Quasi fosse messa in discussione l’autorità del direttore di gara, e non lo è per la legge non scritta che simile non mangia simile, questo con molta riluttanza fa ricorso alla review delle azioni incriminate ed accoglie a malincuore la chiamata dalla sala che lo invita a riformulare la sua decisione.
Sempre più spesso stiamo addirittura assistendo ad arbitri che vanno al fatidico monitor e reiterano le proprie decisioni quasi a voler riaffermare il proprio potere supremo. A ben vedere, invece, ci sono sempre i cosiddetti fenomeni di di riverenza verso le grandi e dimostrazioni di forza verso le piccole compagini. Sudditanze belle e buone.
Polemiche tra Var ed arbitri: clima rovente
Ne consegue che ogni partita si porta dietro un clima tutt’altro che incoraggiante, certo anche la cultura calcistica dei calciatori non è che sia sempre al top – a dispetto degli stipendi da nababbi che mettono in banca – e gioco duro al limite o addirittura violento, simulazioni e perdite irritanti di tempo sono all’ordine del del giorno.
Il rapporto arbitro allenatori, poi, è addirittura surreale in certi momenti con show sia da una parte che dall’altra senza il minimo sforzo da parte di entrambi di dialogare con l’handicap di base che l’arbitro tende a vedere ogni parola a lui rivolta quasi come un delitto di lesa maestà.
Possiamo dirlo? Anche la qualità tecnica di molti direttori di gara sembra non essere al massimo possibile ma sono gli atteggiamenti in campo quelli che lasciano più basiti. Si pensi a una delle ultime giornate in cui sono stati espulsi, in gare niente affatto roventi, ben quattro allenato per proteste a volte davvero inesistenti (vedi Spalletti n.d.r.).
Che fare?
Cosa fare? Desistere? Rinunciare al mezzo elettronico? Niente affatto: ora si ventila l’opportunità del Var a chiamata.

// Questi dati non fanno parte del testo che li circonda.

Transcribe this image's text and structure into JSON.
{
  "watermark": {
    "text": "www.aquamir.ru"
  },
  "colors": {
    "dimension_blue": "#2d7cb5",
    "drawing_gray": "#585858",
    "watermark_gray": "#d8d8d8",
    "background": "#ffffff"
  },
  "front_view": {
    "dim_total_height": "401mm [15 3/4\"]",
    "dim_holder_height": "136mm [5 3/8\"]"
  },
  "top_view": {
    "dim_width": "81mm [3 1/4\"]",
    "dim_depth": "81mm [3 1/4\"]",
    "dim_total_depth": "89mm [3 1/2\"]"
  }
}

Si vorrebbe mutuare cioè quanto già accade nel tennis, nel volley, nel football americano, nel basket, nell’hockey su ghiaccio, nel karate. A ben guardare tanti sport ma nessuno che si avvicini neanche lontanamente al calcio.
C’è da dire poi che non è che la chiamata o “challenge”, che viene demandata agli allenatori in un numero limitato per tempo di gioco, serve a dirimere davvero poco le questioni con, invece, un allungamento dei tempi a volte davvero lungo ed irritante.
La soluzione sarebbe più semplice: utilizzare al meglio il mezzo elettronico, circoscriverlo a fattispecie chiare e definite, imporre ad ognuno delle parti una limitazione al proprio potere in campo per il bene comune, al fine di garantire gare non falsate da sviste arbitrali ma nemmeno dall’invadenza del Var contemperando equità e tensione di gioco vero.